Ma è, o sembra, sfuggito al D'Ovidio e agli studiosi un dato, che denuncia non solo il preciso terreno ‛ letterario ' (comico-realistico) sul quale nacque e operò l'istanza tenzonatoria del poeta, ma un nuovo episodio dei rapporti di D. con Cecco Angiolieri, da aggiungere ai già noti e da usufruire nello studio della complessa personalità artistica del poeta stesso. Le tre rime tristo, Cristo e male acquisto sono desunte di peso dal sonetto di Cecco: " Sed i' credesse vìvar un dì solo / più di colui che mi fa viver tristo ": sfogo rabbioso contro il padre - altrove detto " 'l ladro di Salvagno " - imbottito ("borrato", v. 7) dal " malacquisto ", che gli allunga la vita.
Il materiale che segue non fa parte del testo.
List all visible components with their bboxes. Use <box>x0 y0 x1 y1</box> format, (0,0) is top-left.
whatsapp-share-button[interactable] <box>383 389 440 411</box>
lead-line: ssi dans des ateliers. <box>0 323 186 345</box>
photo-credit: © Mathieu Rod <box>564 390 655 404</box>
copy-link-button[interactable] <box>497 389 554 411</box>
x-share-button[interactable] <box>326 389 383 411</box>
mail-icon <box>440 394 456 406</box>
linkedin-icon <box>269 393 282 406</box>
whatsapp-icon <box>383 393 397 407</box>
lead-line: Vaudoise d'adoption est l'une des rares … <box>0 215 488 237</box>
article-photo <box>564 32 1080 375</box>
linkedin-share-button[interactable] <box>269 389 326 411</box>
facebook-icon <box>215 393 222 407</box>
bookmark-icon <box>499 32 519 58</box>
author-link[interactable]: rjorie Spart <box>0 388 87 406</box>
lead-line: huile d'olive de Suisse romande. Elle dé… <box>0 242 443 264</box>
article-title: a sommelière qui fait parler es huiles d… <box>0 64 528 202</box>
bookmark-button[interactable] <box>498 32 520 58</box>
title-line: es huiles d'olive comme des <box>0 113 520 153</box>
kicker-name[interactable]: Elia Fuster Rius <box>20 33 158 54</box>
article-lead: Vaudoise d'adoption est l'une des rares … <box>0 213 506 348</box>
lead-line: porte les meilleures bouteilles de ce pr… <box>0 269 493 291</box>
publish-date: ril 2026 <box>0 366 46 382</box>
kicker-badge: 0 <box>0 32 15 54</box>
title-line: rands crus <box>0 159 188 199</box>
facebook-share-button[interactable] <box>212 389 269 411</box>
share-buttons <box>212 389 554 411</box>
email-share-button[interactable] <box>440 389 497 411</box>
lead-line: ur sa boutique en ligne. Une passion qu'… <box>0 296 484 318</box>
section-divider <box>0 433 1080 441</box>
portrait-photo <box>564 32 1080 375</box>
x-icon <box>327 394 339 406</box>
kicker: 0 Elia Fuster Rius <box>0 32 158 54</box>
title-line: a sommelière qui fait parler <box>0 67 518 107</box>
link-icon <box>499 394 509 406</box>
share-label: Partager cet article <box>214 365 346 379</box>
Tre rime non comuni, determinanti: egregiamente innestate nel nuovo contesto: un riscontro, forse, implicito e tutto mnemonico, del sonetto di Cecco Dante Alighier, Cecco, 'l tu' serv' e amico, che del dantesco Oltre la spera (Vn XLI 10-12) ripigliò ironicamente appunto tre rime: Amore, Beatrice, care, nel tempo della sua poetica amorosa parodistica?
Altri rimbalzi angioliereschi si avvistano in questo come nel precedente sonetto; e così pure in quelli di Forese.
Del v. 14 scrive il Contini: " L'interpretazione... è incerta: o i fratelli Donati trascurano tutti le loro mogli come Forese, ‟ trattandole da cognati e non da mariti " (D'Ovidio, col Gaspary); o commettono, con loro, mutuo adulterio; o finalmente ‟ son degni parenti delle loro mogli per le famiglie anche cattive di esse ". Ma plausibile sotto ogni riguardo sembra solo la prima, difesa, dopo il D'Ovidio, dal Del Lungo, dal Mazzoni, dal Barbi, e ancora dal Russo come dal Foster e dal Pézard: essa conferma e conchiude il tema del primo sonetto (accanto alle trepide veglie di Simone, che sono un altro riflesso delle assenze notturne di Forese) e trova rincalzo nel senso morale del poeta quale si esprimerà, per es., nella canzone della leggiadria (Poscia ch'Amor, Rime LXXXIII), che riprende, dopo gli scialacquatori, coloro che non sono innamorati / mai di donna amorosa, e non moveriano il piede / per donneare a guisa di leggiadro, / ma, come al furto il ladro, / così vanno a pigliar villan diletto e paiono animai sanza intelletto (vv. 48-54 e 57): siano pure, questi versi, sulla traccia del guittoniano O molto vile (vv. 13-17): " ed a femina vil talor barone, / trascurata ragione, / valore e onor, servo se dae; / e sol de notte vae / per lochi laidi e strain, come ladrone ".
Che cognati sia da intendere in senso stretto - come in If VI 2 - troverebbe appoggio nell'uso che proibiva a una vedova di passare a seconde nozze con un cognato.
La struttura metrica risponde al carattere perentorio e conclusivo della replica: non più a rime " aperte ", alternate, ma a schema chiuso (ABBA, ABBA, CDC, DCD) " tanto più trionfale " (Contini). Per notizie sulla tradizione manoscritta, v. TENZONE CON FORESE.